曹驳坐妻
【原文】
沈存中内翰云:寿州有人杀妻之父母兄弟数口,州司以为不道,缘坐妻子。刑营驳曰:“殴妻之父母,即是义绝,况于谋杀?不当复坐其妻。”
《大明律》云,杀一家非死罪三人者,凌迟处死,妻子流二千里,入“十恶”不道之条。今观所载寿州人杀妻之父母兄弟数口,刑曹驳以义绝,不当缘坐其妻。窃详本犯身为不道,杀妻父母兄弟,与其妻实已义绝,法难缘坐。然律无明文,所司遇此,亦当比拟奏请。
【译文】
据翰林学士沈括说,寿州有个人杀了妻子的父母兄弟等好几口人,州司认为此人犯了不道之罪,因此其妻其子也都应坐罪。刑曹反驳道:“殴打其妻的父母,夫妻的情义即已断绝,何况谋杀其妻的父母!?从法理上讲,决不应再令其妻坐罪。”
《大明律》规定,杀死一家并没有犯死罪的三个人者,用凌迟的方法处死,他的妻儿处以流放二千里之刑,入在“十恶”之五“不道”的条款。现在看到本条所述的案件,寿州某人杀了他妻子的父母兄弟好几口人,刑曹以夫妇的情义已经断绝作为反驳的理由,认为他妻子再不应该受他的连累而坐罪。我经过一番思考,也认为这个罪犯既然犯了不道之罪,杀了他妻子的父母兄弟,这就意味着他和妻子的情义确实已经断绝,照理,他的妻子是不能再受牵连而坐罪了。但这一点律文却没有明文规定。因此,承办官署遇到这种情况,也应引用相当的条款,作出适当的裁决,然后报请朝廷审批。
诬讼大臣
【原文】
谢德权字士衡,福州人,提点京城仓草场。先是,荟积多患地下湿,德权累甓为台以藉之,遂无败腐。京城衢巷狭隘,命德权广之。初受诏,则先撤贵要邸舍,群议纷然。诏止之,德权请曰:“臣已受命,不可中止。今沮事者皆权豪辈,吝屋室僦资耳,非有他也。”上从之。因条上衢巷广袤及禁鼓昏晓之制。
有凶人刘晔、僧澄雅讼执政与许州民阴构西夏为叛者,诏温仲舒、谢泌鞫问,令德权监之。既而按验无状,翌日,对便殿,具奏其妄。泌独曰:“追摄大臣,狱状乃具。”德权曰:“泌欲陷大臣邪!若使大臣无罪受辱,则人君何以使臣,臣下何以事君?”仲舒曰:“德权所奏甚
《宋史》
【译文】
谢德权,字士衡,福州人,任提点京城仓草场。先前,储存的粮草大多怕地下潮湿,谢德权垒砖为台,借台储粮,于是粮草再没有腐烂。京城中街道狭窄,朝廷命令谢德权拓宽街道。谢德权刚接受诏书,就要先拆除权贵势要人家的房屋,群臣议论纷纷。宋真宗下诏阻止他,谢德权请求说:“我已接受了命令,不可以中途停止。今天想阻止拆屋的人都是权贵势要一类的人,他们只不过吝惜房屋的租金罢了,没有其他原因。”宋真宗听从了他的意见。谢德权于是逐条上奏街道长宽以及晨昏禁止通行时间等一系列制度。

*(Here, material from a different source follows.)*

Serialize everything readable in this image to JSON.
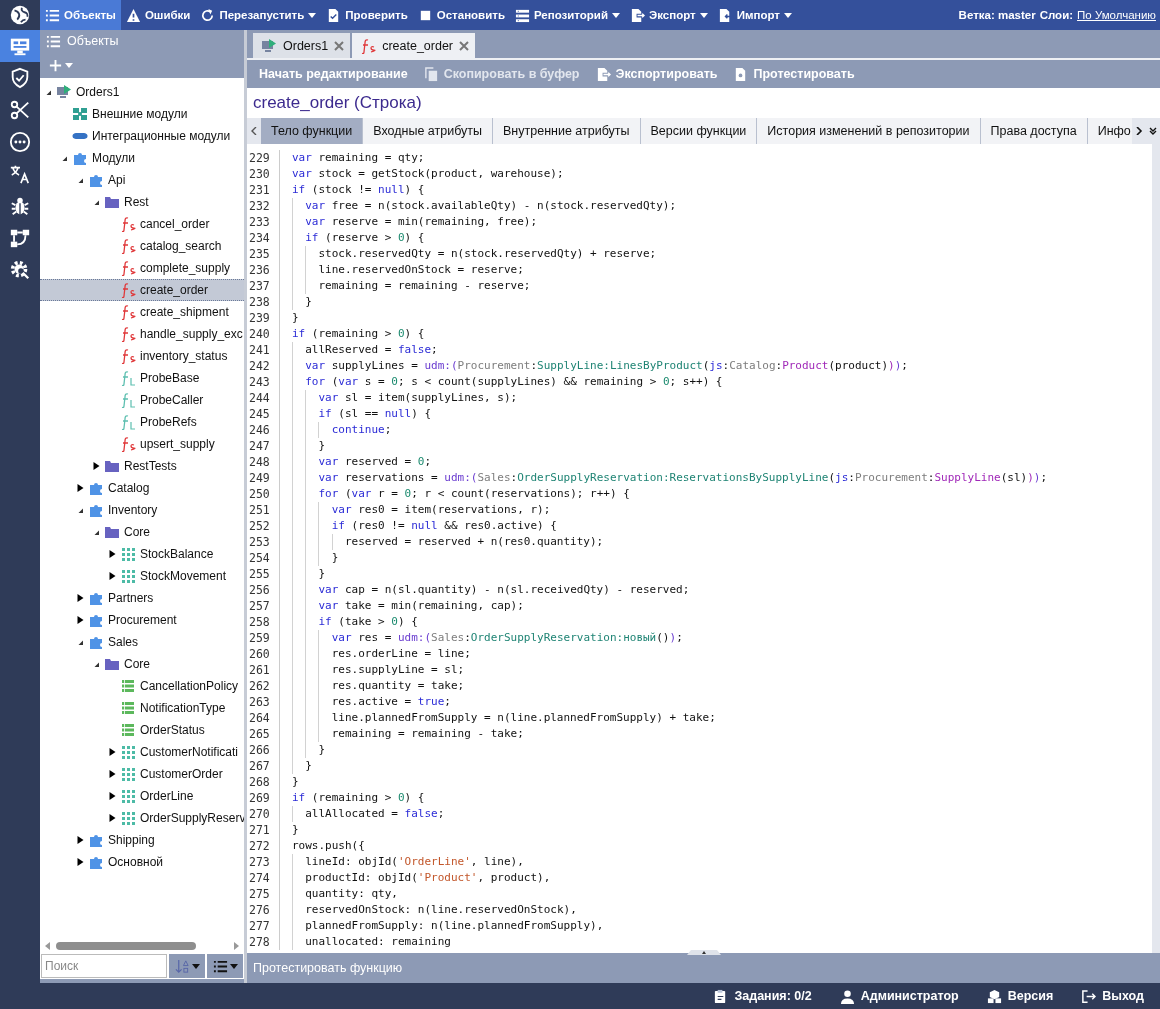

有凶徒刘晔、和尚澄雅告当政者与许州百姓私通西夏国阴谋叛乱,宋真宗命令温仲舒、谢泌审问,又命令谢德权监督审问。不久,审问毫无结果,第二天,温仲舒、谢泌在皇上休息的别殿上向宋真宗汇报,详细地奏明此案纯属诬告。谢泌独独说:“只有对大臣追根究底,案情才能查清。”谢德权说:“谢泌想陷害大臣!如果让大臣无罪受污辱,那么皇上怎么来使唤大臣,大臣又如何来侍奉皇上?”温仲舒说:“谢德权所说很有道理。”宋真宗就同意了谢德权的意见。